Maria está sendo muito agradável, e notei que ela é assim com todos os funcionários, todos gostam muito dela. Ela brinca o tempo todo.

– Vamos dar um passeio pelo jardim? Assim conversaremos melhor.

– Claro.

– Então, quase tive uma síncope quando te vi. – Ela puxou assunto enquanto andávamos pelo jardim.

– Pois é, eu percebi. Mais uma vez, desculpa por ter desligado o telefone na sua cara.

– Tudo bem, eu lhe entendo, eu fiz algo que você odeia.

– Você sempre faz isso?

– Sair escondida para curtir a noite disfarçada? – Ela perguntou e afirmei com um gesto. – Sim, sempre faço. Carlos é mais do que meu guarda real, mais do que amigo, ele é meu cúmplice… Meu melhor amigo.

– Então existiu outras como eu.

– Não… Quer dizer, sim, já fiquei com outras mulheres, mas não aqui no Brasil, nunca fiquei quando saía escondido.

– Porque sai escondido? Aposto que é bem mais fácil entrar nos lugares quando sabem quem você é.

– Porque eu amo o povo brasileiro, amo a alegria deles… E adoro observar pessoas, e parece mais fácil para mim pelo menos, ter uma conversa sincera e agradável de primeira, com quem não sabe quem eu realmente sou, a que família pertenço.

– Porque eu?

– Não sei, mas algo aqui dentro implorava para te procurar. Estranho não é? – Ela parou de andar.

– É… E cá estamos.

– Gostou da minha casa?

– Sim, é linda, mais linda do que nas fotos que já vi.

– Sobre o que disse do rei… – Maria disse curiosa.

– Eu sei, eu devo pedir desculpas. – Despejei rapidamente.

– Não, tudo bem… Eu só queria saber porque disse aquelas coisas.

– Talvez seja porque você não vive a minha rotina, mas, não quero estragar esse passeio.

– Não me entenda mal. – Ela segurou em meu braço. – Eu estou me contendo para não te beijar, te agarrar aqui agora. – Seu rosto ficou vermelho. – Mas, eu também quero saber o que acontece lá fora que eu não sei.

– Muitas coisas acontecem lá fora.

– Me conte, me informe.
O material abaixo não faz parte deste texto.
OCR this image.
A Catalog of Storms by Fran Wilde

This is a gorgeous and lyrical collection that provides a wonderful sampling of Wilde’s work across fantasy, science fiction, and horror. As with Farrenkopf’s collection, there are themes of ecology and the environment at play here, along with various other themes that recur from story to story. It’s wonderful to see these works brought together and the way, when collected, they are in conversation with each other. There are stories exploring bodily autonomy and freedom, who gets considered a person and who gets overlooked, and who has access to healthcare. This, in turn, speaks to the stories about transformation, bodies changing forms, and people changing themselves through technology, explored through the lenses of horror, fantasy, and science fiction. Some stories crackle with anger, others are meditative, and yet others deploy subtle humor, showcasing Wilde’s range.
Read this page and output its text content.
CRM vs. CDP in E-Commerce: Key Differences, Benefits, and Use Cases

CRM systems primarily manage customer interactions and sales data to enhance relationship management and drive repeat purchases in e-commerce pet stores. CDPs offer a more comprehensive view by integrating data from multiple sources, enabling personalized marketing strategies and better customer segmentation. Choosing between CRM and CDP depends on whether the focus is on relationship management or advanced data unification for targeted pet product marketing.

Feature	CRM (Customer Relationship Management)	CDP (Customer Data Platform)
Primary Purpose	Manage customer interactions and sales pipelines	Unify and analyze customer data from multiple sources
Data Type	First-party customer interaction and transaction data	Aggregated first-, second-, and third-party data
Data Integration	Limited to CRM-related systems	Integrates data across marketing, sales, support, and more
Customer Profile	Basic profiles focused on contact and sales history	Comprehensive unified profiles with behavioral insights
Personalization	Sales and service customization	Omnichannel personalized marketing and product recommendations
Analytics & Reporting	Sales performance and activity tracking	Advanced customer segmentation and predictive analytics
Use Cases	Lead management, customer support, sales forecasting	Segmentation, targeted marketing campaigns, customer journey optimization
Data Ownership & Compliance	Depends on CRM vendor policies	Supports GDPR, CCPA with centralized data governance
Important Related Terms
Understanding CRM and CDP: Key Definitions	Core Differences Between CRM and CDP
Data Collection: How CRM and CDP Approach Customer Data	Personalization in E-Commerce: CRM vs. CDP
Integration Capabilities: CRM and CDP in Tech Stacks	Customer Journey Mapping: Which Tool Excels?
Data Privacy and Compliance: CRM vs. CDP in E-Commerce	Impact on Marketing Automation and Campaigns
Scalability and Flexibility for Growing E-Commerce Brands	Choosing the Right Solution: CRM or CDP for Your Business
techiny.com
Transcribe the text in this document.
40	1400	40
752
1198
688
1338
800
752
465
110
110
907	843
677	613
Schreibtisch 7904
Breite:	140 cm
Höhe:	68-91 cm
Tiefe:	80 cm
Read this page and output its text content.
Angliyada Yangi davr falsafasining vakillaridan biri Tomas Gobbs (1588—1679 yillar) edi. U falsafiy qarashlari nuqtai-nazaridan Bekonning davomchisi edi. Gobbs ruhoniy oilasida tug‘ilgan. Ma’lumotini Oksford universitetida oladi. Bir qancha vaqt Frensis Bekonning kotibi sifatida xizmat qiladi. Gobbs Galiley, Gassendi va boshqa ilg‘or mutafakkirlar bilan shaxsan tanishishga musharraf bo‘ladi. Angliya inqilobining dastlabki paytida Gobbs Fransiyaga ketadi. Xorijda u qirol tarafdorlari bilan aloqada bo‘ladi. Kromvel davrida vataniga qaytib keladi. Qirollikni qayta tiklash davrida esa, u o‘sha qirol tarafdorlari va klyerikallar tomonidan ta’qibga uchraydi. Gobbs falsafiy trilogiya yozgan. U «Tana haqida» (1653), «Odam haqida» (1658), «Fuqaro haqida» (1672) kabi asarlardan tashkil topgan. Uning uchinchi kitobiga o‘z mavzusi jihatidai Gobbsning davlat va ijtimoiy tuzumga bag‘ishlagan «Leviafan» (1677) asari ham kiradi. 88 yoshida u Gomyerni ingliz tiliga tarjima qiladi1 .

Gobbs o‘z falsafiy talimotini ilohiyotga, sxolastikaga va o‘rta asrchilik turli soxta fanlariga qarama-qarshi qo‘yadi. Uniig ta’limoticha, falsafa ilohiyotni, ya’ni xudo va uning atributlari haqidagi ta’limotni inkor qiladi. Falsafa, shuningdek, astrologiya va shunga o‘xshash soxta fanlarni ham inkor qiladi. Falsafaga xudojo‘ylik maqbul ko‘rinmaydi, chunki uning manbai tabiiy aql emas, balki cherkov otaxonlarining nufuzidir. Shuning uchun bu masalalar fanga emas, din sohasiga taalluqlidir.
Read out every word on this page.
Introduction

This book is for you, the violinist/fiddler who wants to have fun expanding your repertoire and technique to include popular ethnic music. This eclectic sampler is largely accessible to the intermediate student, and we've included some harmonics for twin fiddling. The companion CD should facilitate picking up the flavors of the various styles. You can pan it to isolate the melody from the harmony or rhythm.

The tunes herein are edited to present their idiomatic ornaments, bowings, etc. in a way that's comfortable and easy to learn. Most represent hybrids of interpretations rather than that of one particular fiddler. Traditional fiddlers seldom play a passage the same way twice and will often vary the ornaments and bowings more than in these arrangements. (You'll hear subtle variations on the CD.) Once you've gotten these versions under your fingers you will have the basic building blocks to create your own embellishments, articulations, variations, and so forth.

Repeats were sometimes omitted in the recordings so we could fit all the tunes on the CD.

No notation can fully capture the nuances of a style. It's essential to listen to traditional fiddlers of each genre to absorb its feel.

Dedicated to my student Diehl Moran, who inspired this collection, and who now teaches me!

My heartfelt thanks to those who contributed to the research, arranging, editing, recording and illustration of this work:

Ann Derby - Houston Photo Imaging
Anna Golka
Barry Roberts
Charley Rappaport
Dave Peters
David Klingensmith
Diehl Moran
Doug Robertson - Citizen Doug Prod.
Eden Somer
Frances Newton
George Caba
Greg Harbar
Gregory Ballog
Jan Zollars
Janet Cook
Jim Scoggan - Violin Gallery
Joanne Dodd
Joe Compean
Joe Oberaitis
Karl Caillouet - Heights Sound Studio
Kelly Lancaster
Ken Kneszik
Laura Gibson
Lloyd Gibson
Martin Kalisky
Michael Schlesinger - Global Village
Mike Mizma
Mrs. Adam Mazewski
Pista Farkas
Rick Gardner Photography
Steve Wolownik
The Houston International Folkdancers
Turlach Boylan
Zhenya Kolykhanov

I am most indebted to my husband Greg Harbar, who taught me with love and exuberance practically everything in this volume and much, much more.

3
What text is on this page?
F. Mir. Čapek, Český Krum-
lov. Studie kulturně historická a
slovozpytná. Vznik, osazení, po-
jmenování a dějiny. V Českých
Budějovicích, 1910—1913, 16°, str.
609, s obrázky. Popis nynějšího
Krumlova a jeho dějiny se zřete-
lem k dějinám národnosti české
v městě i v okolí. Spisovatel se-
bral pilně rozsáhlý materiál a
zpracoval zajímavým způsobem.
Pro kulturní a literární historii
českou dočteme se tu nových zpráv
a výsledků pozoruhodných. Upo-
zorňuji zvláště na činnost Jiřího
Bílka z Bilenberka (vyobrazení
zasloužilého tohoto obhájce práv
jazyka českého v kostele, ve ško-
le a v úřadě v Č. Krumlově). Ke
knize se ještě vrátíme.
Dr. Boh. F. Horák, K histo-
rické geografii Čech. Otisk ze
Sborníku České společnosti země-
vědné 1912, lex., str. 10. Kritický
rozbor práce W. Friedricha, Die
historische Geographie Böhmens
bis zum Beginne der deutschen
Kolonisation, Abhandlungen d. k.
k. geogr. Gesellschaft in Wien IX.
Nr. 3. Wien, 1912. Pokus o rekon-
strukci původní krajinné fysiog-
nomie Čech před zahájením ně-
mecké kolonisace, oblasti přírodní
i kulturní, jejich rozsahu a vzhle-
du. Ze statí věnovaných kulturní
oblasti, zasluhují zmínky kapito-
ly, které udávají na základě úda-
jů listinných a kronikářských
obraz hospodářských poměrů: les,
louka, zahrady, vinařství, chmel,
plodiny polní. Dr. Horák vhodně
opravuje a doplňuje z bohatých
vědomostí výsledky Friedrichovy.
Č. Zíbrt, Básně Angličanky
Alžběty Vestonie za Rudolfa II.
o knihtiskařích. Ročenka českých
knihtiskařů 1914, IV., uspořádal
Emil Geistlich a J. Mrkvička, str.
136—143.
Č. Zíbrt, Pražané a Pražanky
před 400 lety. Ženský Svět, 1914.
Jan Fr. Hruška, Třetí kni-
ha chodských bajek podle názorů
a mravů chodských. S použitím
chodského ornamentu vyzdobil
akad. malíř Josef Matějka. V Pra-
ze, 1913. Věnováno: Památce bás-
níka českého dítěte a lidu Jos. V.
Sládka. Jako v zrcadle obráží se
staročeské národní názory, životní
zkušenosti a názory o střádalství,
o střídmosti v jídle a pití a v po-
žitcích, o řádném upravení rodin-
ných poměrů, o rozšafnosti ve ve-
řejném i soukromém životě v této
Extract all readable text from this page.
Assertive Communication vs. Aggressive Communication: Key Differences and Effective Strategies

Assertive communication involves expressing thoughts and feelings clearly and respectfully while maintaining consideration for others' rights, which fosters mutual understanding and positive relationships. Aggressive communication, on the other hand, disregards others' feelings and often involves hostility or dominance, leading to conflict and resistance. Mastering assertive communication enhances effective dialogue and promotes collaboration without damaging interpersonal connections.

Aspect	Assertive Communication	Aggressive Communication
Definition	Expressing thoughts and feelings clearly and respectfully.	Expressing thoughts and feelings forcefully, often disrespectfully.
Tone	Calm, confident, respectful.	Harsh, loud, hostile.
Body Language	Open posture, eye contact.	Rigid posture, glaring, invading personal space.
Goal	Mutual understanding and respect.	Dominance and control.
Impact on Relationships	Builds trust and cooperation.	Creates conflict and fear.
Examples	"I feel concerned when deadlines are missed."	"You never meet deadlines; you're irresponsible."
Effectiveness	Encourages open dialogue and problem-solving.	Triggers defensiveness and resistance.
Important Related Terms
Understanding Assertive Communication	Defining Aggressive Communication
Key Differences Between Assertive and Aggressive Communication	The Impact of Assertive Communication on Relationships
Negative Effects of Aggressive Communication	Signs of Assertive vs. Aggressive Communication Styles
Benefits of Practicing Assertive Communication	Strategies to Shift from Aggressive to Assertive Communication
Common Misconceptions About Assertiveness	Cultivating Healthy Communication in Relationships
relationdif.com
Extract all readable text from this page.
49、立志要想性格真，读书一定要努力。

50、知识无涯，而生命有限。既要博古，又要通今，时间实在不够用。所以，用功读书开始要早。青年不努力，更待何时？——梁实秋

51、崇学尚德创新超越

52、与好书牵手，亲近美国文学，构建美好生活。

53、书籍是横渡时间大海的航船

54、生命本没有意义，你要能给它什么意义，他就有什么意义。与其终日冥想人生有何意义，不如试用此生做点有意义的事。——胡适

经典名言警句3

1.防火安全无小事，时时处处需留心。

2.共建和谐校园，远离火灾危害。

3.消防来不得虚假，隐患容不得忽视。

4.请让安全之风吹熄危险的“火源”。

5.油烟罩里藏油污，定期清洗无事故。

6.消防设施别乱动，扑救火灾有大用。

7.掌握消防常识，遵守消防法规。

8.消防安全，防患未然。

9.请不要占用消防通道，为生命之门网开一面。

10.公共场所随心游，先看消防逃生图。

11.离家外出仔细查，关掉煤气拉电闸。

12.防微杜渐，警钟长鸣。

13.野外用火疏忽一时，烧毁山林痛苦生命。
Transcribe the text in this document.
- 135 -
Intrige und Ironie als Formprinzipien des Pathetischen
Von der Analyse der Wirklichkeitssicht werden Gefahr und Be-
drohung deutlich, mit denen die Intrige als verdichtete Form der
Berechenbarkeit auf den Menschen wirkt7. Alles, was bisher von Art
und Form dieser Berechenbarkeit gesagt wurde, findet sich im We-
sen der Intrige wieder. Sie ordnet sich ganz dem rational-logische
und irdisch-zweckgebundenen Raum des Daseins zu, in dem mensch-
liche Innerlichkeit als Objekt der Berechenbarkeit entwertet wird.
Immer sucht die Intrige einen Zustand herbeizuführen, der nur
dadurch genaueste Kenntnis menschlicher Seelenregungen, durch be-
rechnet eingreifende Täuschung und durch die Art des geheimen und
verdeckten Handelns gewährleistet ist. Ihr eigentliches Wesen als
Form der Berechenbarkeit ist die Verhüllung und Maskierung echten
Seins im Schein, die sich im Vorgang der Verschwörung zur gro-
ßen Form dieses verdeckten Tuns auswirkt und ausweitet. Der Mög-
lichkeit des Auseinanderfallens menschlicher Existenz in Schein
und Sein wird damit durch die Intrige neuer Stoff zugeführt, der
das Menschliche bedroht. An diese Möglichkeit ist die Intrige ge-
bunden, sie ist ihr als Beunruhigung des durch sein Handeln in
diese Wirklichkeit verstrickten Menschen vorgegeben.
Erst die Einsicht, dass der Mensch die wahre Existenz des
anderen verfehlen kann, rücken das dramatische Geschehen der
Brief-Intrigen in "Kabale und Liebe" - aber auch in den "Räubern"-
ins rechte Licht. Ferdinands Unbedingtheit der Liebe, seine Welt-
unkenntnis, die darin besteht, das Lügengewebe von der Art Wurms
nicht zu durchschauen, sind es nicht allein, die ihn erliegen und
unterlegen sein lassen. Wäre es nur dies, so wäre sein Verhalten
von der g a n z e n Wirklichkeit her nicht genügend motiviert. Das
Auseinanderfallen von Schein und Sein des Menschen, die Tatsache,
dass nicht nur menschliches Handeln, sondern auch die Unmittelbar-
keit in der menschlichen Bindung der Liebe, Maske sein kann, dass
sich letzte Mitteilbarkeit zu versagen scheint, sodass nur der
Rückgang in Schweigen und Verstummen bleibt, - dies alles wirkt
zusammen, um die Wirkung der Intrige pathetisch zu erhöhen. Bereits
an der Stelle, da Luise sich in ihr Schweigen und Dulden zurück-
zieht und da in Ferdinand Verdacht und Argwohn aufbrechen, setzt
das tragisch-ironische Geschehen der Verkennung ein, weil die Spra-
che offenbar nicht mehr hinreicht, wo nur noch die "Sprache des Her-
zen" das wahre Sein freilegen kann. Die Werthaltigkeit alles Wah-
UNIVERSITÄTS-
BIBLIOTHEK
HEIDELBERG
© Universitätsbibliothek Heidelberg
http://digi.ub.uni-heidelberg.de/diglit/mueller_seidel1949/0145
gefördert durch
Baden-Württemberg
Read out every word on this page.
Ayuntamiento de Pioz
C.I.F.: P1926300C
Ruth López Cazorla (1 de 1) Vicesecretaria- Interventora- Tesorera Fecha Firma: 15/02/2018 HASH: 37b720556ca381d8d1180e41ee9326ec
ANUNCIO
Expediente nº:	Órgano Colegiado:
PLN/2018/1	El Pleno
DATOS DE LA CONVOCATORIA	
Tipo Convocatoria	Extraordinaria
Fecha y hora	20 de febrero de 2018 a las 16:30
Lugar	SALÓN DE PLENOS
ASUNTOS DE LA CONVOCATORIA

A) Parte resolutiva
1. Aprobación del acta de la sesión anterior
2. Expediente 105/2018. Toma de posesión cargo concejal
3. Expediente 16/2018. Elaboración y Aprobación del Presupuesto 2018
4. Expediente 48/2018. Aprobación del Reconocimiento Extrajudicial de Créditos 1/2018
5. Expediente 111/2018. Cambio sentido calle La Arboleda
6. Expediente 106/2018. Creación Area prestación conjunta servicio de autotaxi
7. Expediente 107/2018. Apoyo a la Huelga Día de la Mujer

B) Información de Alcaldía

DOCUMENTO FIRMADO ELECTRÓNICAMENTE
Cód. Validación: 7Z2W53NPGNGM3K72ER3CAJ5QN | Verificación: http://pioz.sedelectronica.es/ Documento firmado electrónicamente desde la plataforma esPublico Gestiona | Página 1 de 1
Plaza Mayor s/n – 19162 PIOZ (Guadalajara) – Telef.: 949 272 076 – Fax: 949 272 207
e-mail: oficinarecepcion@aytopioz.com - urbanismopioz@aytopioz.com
Me preocupo com meu povo, não quero ser como as princesas que existem por ai, que só pensam em festas e futilidades.

– Gostei do que ouvi.  Não espera pelo príncipe encantado?

– Não, espero ser a princesa encantada de alguém. – Ficamos em silêncio, Maria é muito doce e gentil, mas, naquele momento seus olhos se fixaram no meu, demonstrando audácia, meu corpo se esquentou, ela continuou segurando meu braço. – Seu telefone está tocando Priscila.

– Han? Que? Há, desculpa eu nem ouvi. – Comecei a procurá-lo em minha bolsa. – É minha melhor amiga, Paloma. Depois retorno.

– Por favor atenda, ela deve estar preocupada.

– Oi.

– Miga sua louca. – Paloma gritou do outro lado da linha, na verdade ela só fala gritando. Pela cara da Maria, ela conseguia ouvir e segurava o riso.

– Eu estou aqui ainda, depois te ligo, Paloma.

– AI MEU DEUS! A PRINCESA ESTÁ AI POR PERTO… DEIXA EU FALAR COM ELA.

– Não Paloma.

– QUAL É SAPINHA!? DEIXA EU FALAR COM A PRINCESA.

– Não, já falei que não. – Maria, estava rindo, me fez um sinal para entregar o celular em suas mãos. – Não precisa ela vai encher você.

– Alô, Paloma?

– MEU DEUS, É A PRINCESA?

– Sim, sou eu mesma, prazer em falar com você, tudo bem? – Maria se sentou em um banco do jardim.

– Estou ótima, alteza.

– Por favor, sem formalidades agora. Priscila falou muito bem de você.

– SÉRIO? GRAÇAS A DEUS, ESSA VACA NUNCA FALA BEM DE MIM. – Quis morrer, ela me chamou de vaca para a princesa. Cadê a noção?

– Sim, ela falou bem de você… Quando vou te conhecer pessoalmente?

– MEU DEUS, VOCÊ QUER ME CONHECER?

– Sim! Claro! Vamos combinar ok?

– Claro, princesa.

– Paloma, porque o apelido da Priscila é sapo? Escutei você falando.

-Hum… É recente.

– Porque?

– Por nada, não. – Interrompi a ligação tentando recuperar o telefone.

– Vamos, me diga porque? – Maria se esquivou.

– ELA VAI ME MATAR, MAS VOU FALAR… EU A CHAMO DE SAPO, PORQUE É SAPO QUE BEIJA PRINCESA. – Neste momento eu queria cavar um buraco naquele jardim imenso e sumir. Maria não parava de rir junto com Paloma ao telefone.

– Entendi… gostei de você, é engraçada. Mas vou devolver o telefone para ela e fique tranquila que mais tarde sua amiga também será entregue.

– Tudo bem, fique o tempo que quiser, princesa.

– Até mais.

– Até.

– Toma… Sapo. – Maria me entregou o telefone rindo.